Mais ce sont surtout les thèmes abordés par le drame qui, offrant l’occasion de développements lyriques, offrent à la pièce ses plus beaux moments: le sens de la vie, la religion, la nature de l’amour.

Parmi tous ces thèmes, deux en particulier, montrent plus clairement la singularité de Musset dans le mouvement romantique, mêlant habilement le motif de la passion romantique avec des réminiscences d’un 18e siècle galant : celui de la lutte des sexes et de la dénonciation des orgueils opposés, souvenir vraisemblable des amours passionnelles de Sand et de Musset, n’empêche pas de rêver à l’idéal romantique d’un amour partagé, illustré par la confession-accusation de Camille à la scène 5 de l’acte II et par le plaidoyer de Perdican à la toute fin de l’acte. Cependant que le retour de Camille et Perdican dans le château de leur enfance est aussi l’occasion d’évoquer les douceurs nostalgiques d’une enfance révolue, renouvelées cependant dans le charme de scènes galantes au milieu d’une nature fleurie et verdoyante.

“Adieu, Camille, retourne à ton couvent, et
lorsqu’on te fera de ces récits hideux qui t’ont empoisonnée, réponds ce que je vais te dire : Tous les hommes sont menteurs, inconstants, faux, bavards, hypocrites, orgueilleux et lâches, méprisables et sensuels; toutes les femmes sont perfides, artificieuses, vaniteuses, curieuses et dépravées; le monde n’est qu’un égout sans fond où les phoques les plus informes rampent et se tordent sur des montagnes de fange; mais il y a au monde une chose sainte et sublime, c’est l’union de deux de ces êtres si imparfaits et si affreux. On est souvent trompé en amour, souvent blessé et souvent malheureux; mais on aime, et quand on est sur le bord de sa tombe, on se retourne pour regarder en arrière, et on se dit : “J’ai souffert souvent, je me suis trompé quelquefois, mais j’ai aimé. C’est moi qui ai vécu, et non pas un être factice créé par mon orgueil et mon ennui”

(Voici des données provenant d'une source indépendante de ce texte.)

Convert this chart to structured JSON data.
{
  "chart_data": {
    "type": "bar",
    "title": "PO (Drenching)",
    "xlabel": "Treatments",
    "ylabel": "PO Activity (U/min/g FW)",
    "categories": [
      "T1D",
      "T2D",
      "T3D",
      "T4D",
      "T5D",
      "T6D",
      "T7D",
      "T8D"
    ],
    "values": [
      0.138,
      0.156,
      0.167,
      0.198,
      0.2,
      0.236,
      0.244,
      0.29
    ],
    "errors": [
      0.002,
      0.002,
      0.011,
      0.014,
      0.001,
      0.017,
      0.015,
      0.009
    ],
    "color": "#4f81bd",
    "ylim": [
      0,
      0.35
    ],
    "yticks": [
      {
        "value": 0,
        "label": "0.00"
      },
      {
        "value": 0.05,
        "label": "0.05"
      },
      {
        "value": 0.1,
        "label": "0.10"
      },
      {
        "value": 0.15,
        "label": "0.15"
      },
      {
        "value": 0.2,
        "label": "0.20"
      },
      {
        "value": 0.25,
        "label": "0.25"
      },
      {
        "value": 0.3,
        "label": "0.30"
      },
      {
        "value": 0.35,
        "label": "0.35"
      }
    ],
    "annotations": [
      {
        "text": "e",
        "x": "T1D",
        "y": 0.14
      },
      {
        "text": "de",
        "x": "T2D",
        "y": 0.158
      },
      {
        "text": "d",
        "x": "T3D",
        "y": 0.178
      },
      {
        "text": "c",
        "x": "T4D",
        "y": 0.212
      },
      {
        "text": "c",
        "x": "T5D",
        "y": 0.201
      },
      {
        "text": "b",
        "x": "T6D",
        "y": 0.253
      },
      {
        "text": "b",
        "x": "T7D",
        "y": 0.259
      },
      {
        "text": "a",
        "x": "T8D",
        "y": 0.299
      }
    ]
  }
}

Perdican – Acte II, scène 5

6 réflexions sur « Alfred de MUSSET: On ne badine pas avec l’amour »

    1. A voir je crois surtout, si tu l’as déjà lu, même il y a longtemps. Après quelques autres lectures de Musset que je chroniquerai bientôt, ce n’est finalement pas la pièce que j’ai préférée. Mais je serais curieux de voir ce que ça donne sur scène.

  1. Le théâtre de Musset, j’ai été fan quand j’étais au lycée. Et j’aime toujours. J ai vu une adaptation de On ne badine pas, mais pas entièrement convaincante et une des Caprices mise en scène de Michel Buzat, intéressante , au festival d’Avignon.

  2. Un souvenir aussi, trop lointain. Je reprends la lecture du théâtre ( les représentations font toujours partie de mon grand plaisir, j’avais délaissé les livres ). Comme je présente aujourd’hui Lorenzaccio, je me suis permise d’ajouter le lien vers ton billet.